What is a Civil Funeral?
A civil funeral is one that is 'driven by the wishes, beliefs and values of the deceased and their family, not by the beliefs and ideology of the person conducting the funeral'. This concept originated with IoCF as the first celebrant organisation in the UK. It was defined for us by Professor Tony Walter, Centre Director of the Centre for Death and Society at Bath University.
That means you and your loved one can have anything in the ceremony that makes its completely unique and personal. The civil celebrant may advise and suggest but they do not have expectations about the way the ceremony will be.
The ceremony is created using whatever feels right for you and may include:
- symbolic acts of remembrance.
It is your choice whether to have prayers and hymns or none.
You can have a civil funeral ceremony for either a cremation or a burial. To make it completely personal, you can choose from any suitable location, not just a chapel or cemetery as can be seen by the photo above showing one of our celebrants about to conduct a green burial of an avid biker.
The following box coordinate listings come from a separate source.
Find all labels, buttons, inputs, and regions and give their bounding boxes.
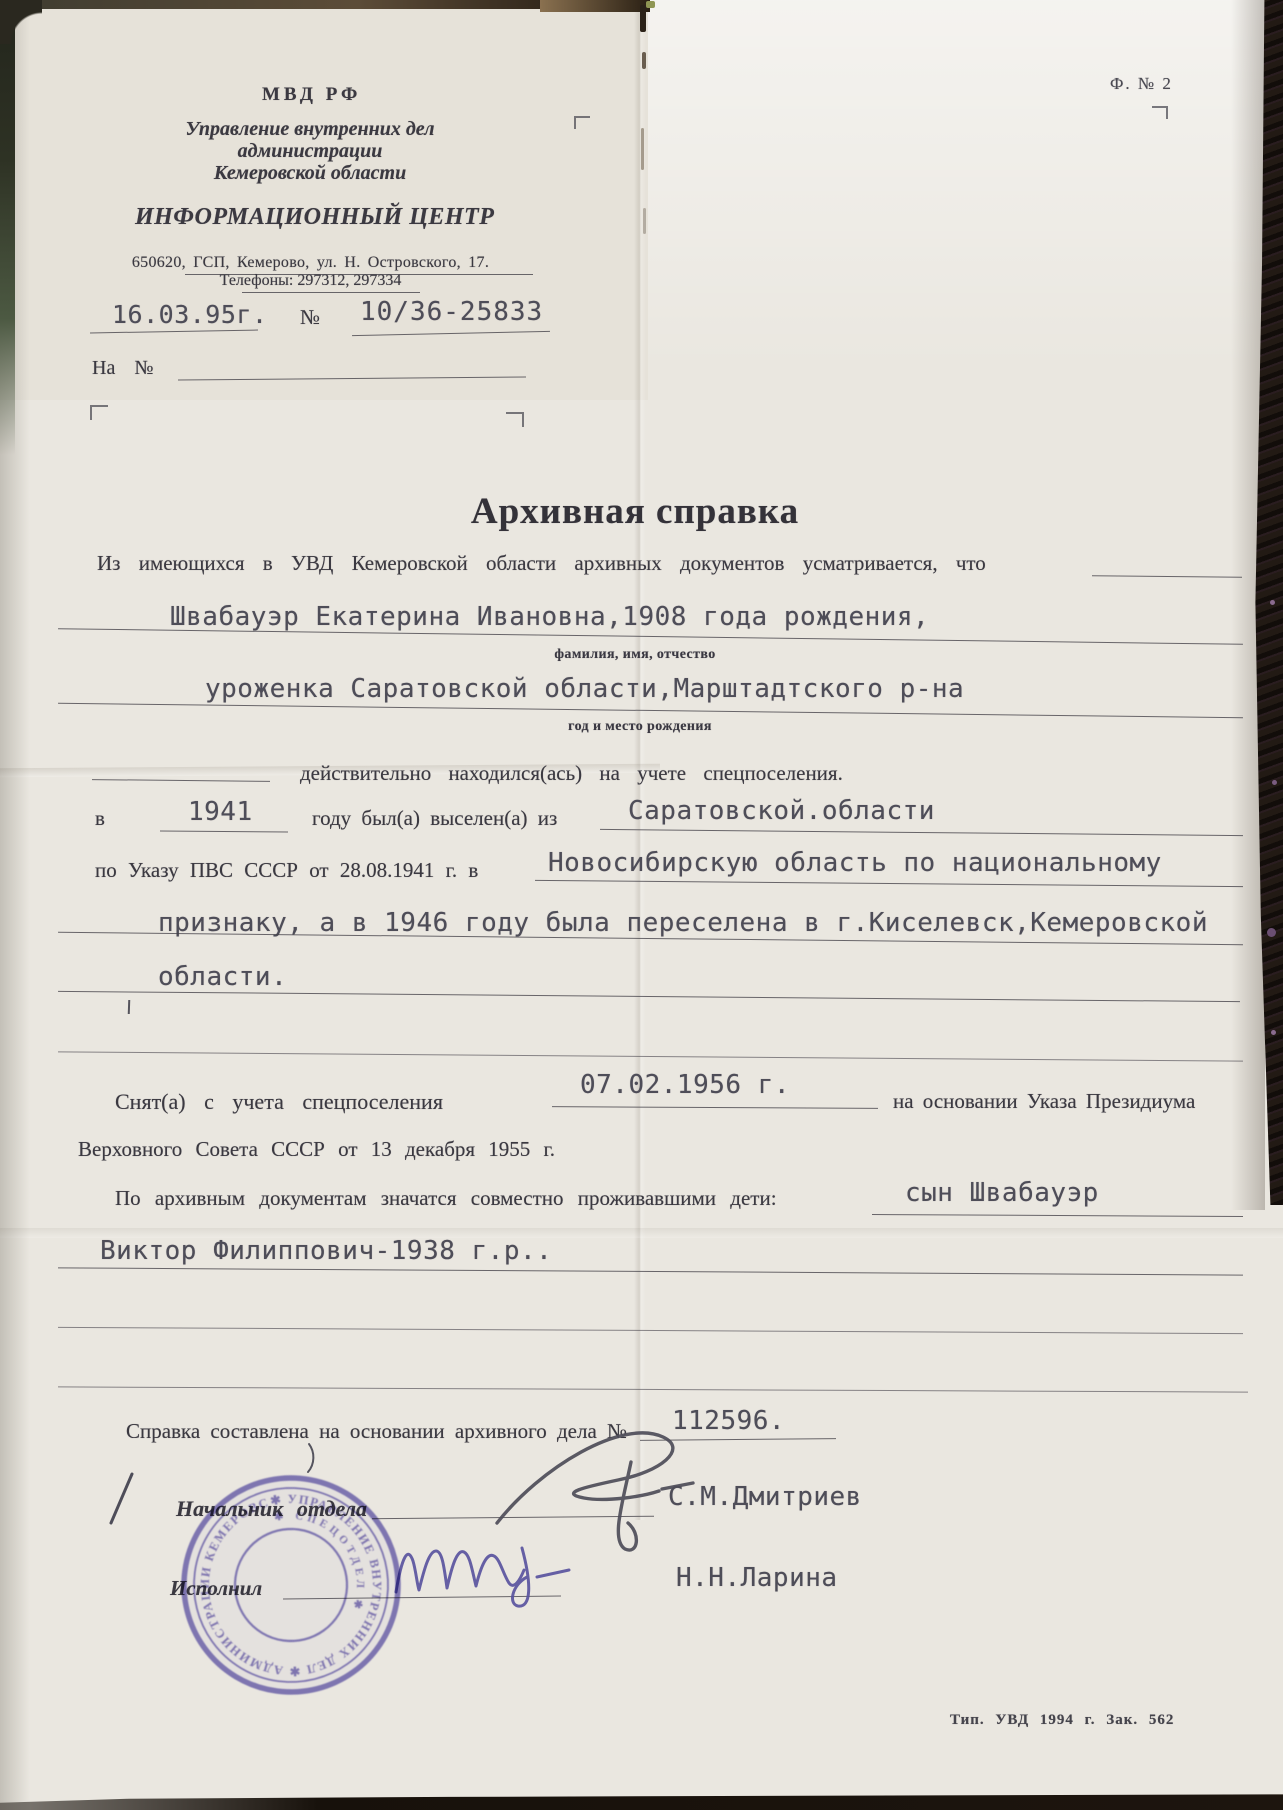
ministry-name: МВД РФ <box>262 84 361 106</box>
name-caption: фамилия, имя, отчество <box>455 647 815 663</box>
children-value-1: сын Швабауэр <box>905 1178 1099 1208</box>
removed-label: Снят(а) с учета спецпоселения <box>115 1089 443 1115</box>
continuation-line-2: области. <box>158 962 287 992</box>
executor-name: Н.Н.Ларина <box>676 1563 838 1593</box>
org-line-1: Управление внутренних дел <box>150 118 470 140</box>
corner-mark-right <box>506 412 524 427</box>
document-number: 10/36-25833 <box>360 297 543 327</box>
birth-place-value: уроженка Саратовской области,Марштадтско… <box>205 674 964 704</box>
scanned-document: МВД РФ Управление внутренних дел админис… <box>0 0 1283 1810</box>
children-value-2: Виктор Филиппович-1938 г.р.. <box>100 1236 552 1266</box>
org-phones: Телефоны: 297312, 297334 <box>88 272 533 290</box>
intro-line: Из имеющихся в УВД Кемеровской области а… <box>97 551 986 576</box>
evicted-prefix: в <box>95 806 105 831</box>
person-name-value: Швабауэр Екатерина Ивановна,1908 года ро… <box>170 602 929 632</box>
org-line-2: администрации <box>150 140 470 162</box>
corner-mark-left <box>90 405 108 420</box>
evicted-from-value: Саратовской.области <box>628 796 935 826</box>
registered-line: действительно находился(ась) на учете сп… <box>300 761 843 786</box>
basis-value: 112596. <box>672 1406 785 1436</box>
phones-underline <box>242 292 420 293</box>
removed-date-value: 07.02.1956 г. <box>580 1070 790 1100</box>
chief-name: С.М.Дмитриев <box>668 1482 862 1512</box>
children-label: По архивным документам значатся совместн… <box>115 1186 777 1211</box>
evicted-year-value: 1941 <box>188 797 253 827</box>
form-code: Ф. № 2 <box>1110 74 1173 94</box>
org-address: 650620, ГСП, Кемерово, ул. Н. Островског… <box>88 254 533 272</box>
info-center-name: ИНФОРМАЦИОННЫЙ ЦЕНТР <box>135 204 485 231</box>
removed-suffix: на основании Указа Президиума <box>893 1089 1195 1114</box>
document-date: 16.03.95г. <box>112 300 268 329</box>
print-shop-info: Тип. УВД 1994 г. Зак. 562 <box>950 1712 1174 1729</box>
decree-line: по Указу ПВС СССР от 28.08.1941 г. в <box>95 858 478 883</box>
decree-destination-value: Новосибирскую область по национальному <box>548 848 1162 878</box>
number-sign: № <box>300 305 320 330</box>
corner-mark-center-top <box>574 116 590 129</box>
document-title: Архивная справка <box>435 490 835 533</box>
org-line-3: Кемеровской области <box>150 162 470 184</box>
corner-mark-top-right <box>1152 106 1168 119</box>
org-name-block: Управление внутренних дел администрации … <box>150 118 470 184</box>
removed-line-2: Верховного Совета СССР от 13 декабря 195… <box>78 1137 555 1162</box>
birth-caption: год и место рождения <box>470 719 810 735</box>
reference-label: На № <box>92 357 153 380</box>
evicted-mid: году был(а) выселен(а) из <box>312 806 557 831</box>
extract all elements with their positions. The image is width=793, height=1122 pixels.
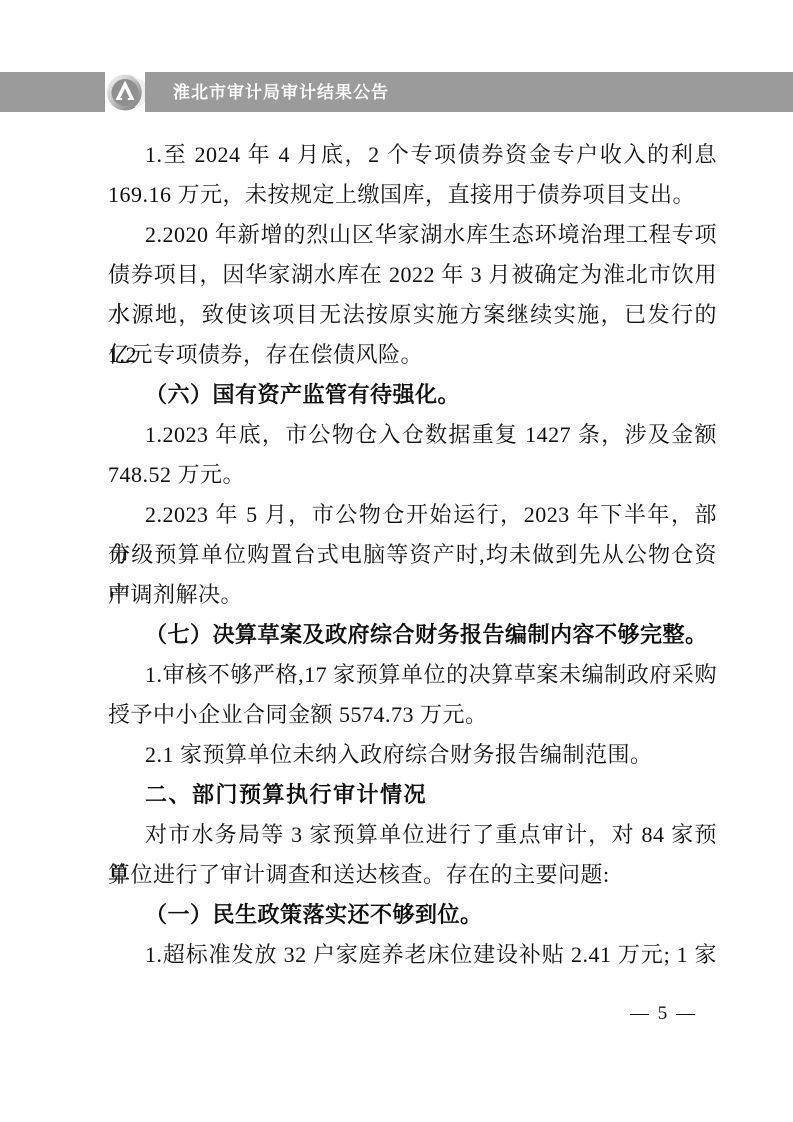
body-line: 市级预算单位购置台式电脑等资产时,均未做到先从公物仓资产	[108, 535, 717, 575]
body-line: 中调剂解决。	[108, 575, 717, 615]
body-line: 亿元专项债券，存在偿债风险。	[108, 335, 717, 375]
body-line: 2.2023 年 5 月，市公物仓开始运行，2023 年下半年，部分	[108, 495, 717, 535]
body-line: 2.1 家预算单位未纳入政府综合财务报告编制范围。	[108, 735, 717, 775]
audit-emblem-icon	[105, 68, 145, 117]
body-line: 债券项目，因华家湖水库在 2022 年 3 月被确定为淮北市饮用水	[108, 255, 717, 295]
audit-bureau-logo-icon	[105, 68, 145, 117]
body-line: 1.超标准发放 32 户家庭养老床位建设补贴 2.41 万元; 1 家	[108, 935, 717, 975]
document-page: 淮北市审计局审计结果公告 1.至 2024 年 4 月底，2 个专项债券资金专户…	[0, 0, 793, 1122]
body-line: 169.16 万元，未按规定上缴国库，直接用于债券项目支出。	[108, 175, 717, 215]
body-line: 1.2023 年底，市公物仓入仓数据重复 1427 条，涉及金额	[108, 415, 717, 455]
body-line: 748.52 万元。	[108, 455, 717, 495]
body-line: 水源地，致使该项目无法按原实施方案继续实施，已发行的 1.2	[108, 295, 717, 335]
body-line: 1.至 2024 年 4 月底，2 个专项债券资金专户收入的利息	[108, 135, 717, 175]
body-line: 1.审核不够严格,17 家预算单位的决算草案未编制政府采购	[108, 655, 717, 695]
header-title: 淮北市审计局审计结果公告	[173, 72, 389, 112]
section-heading-7: （七）决算草案及政府综合财务报告编制内容不够完整。	[108, 615, 717, 655]
body-line: 2.2020 年新增的烈山区华家湖水库生态环境治理工程专项	[108, 215, 717, 255]
chapter-heading-2: 二、部门预算执行审计情况	[108, 775, 717, 815]
section-heading-1: （一）民生政策落实还不够到位。	[108, 895, 717, 935]
document-body: 1.至 2024 年 4 月底，2 个专项债券资金专户收入的利息 169.16 …	[108, 135, 717, 975]
body-line: 单位进行了审计调查和送达核查。存在的主要问题:	[108, 855, 717, 895]
body-line: 对市水务局等 3 家预算单位进行了重点审计，对 84 家预算	[108, 815, 717, 855]
page-number: — 5 —	[630, 1000, 697, 1028]
section-heading-6: （六）国有资产监管有待强化。	[108, 375, 717, 415]
body-line: 授予中小企业合同金额 5574.73 万元。	[108, 695, 717, 735]
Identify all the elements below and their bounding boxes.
When you choose to have a civil funeral you ensure that this final life event focuses entirely on your loved one with a style and tone appropriate to them.
Arranging a Civil Funeral
Your funeral director may recommend a civil celebrant (also known as life celebrant) or you may choose one yourself. Either way, find out something about them, in particular their training and qualification. Celebrancy is unregulated and anyone can call themselves a celebrant even if they have no training.
All IoCF members hold the highest qualification - the Level 3 Diploma in Funeral Celebrancy - and are regularly reviewed. You can be sure of their professionalism.
A good celebrant spends time getting to know you and finding out about the person who has died. They will:
- ask about the style and tone that you would like for the ceremony;
- discuss music, readings, symbolic acts of remembrance and any other personal elements;
- talk about ways of including people who would like to take an active role in the ceremony by speaking, reading, singing or playing;
- find out about the person who has died; a good celebrant will ask for stories and memories and key events that capture the essence of the person you love;
- invite contributions from other people who know your loved one to get the broadest possible insight into their life.
These discussions will help the celebrant write a draft for the ceremony. Always choose a celebrant who says that they will send you a full script and allow you to make as many amendments as needed to ensure you are completely satisfied.
Celebrants are self employed and work with, rather than for, individual funeral directors. However, they will liaise throughout with your chosen funeral director.
On the day of the funeral, the celebrant leads the ceremony, ensuring it runs smoothly and to time, allowing you and your family and friends to say goodbye with love and respect.
IoCF celebrants are also trained to help you prepare ceremonies for the scattering of ashes, for interment and for memorial services.
Planning a Funeral in Advance
It can be very comforting for your family to know that you have planned your funeral ceremony in advance as it means they can be sure of fulfilling your last wishes.
You may be surprised to learn that many people who plan their own funeral say that they too find it comforting. It is an opportunity to look back on your life and ensure that the ceremony captures the events and stories that you want remembered.
The process is similar to the arrangement of any other civil funeral. The difference is that you contact your chosen celebrant directly and they will then have most of the discussions with you personally.
We recommend that, once you have approved the draft, you let your executors and close family members know where they can find a copy. When you work with one of our celebrants your ceremony can be stored securely online by the institute free of charge.
Let your family that, when the time comes, they should check when the celebrant is available before finalising a date and time for the ceremony.
When you use an IoCF celebrant, the IoCF can support you in finding another member to deliver the ceremony itself if necessary.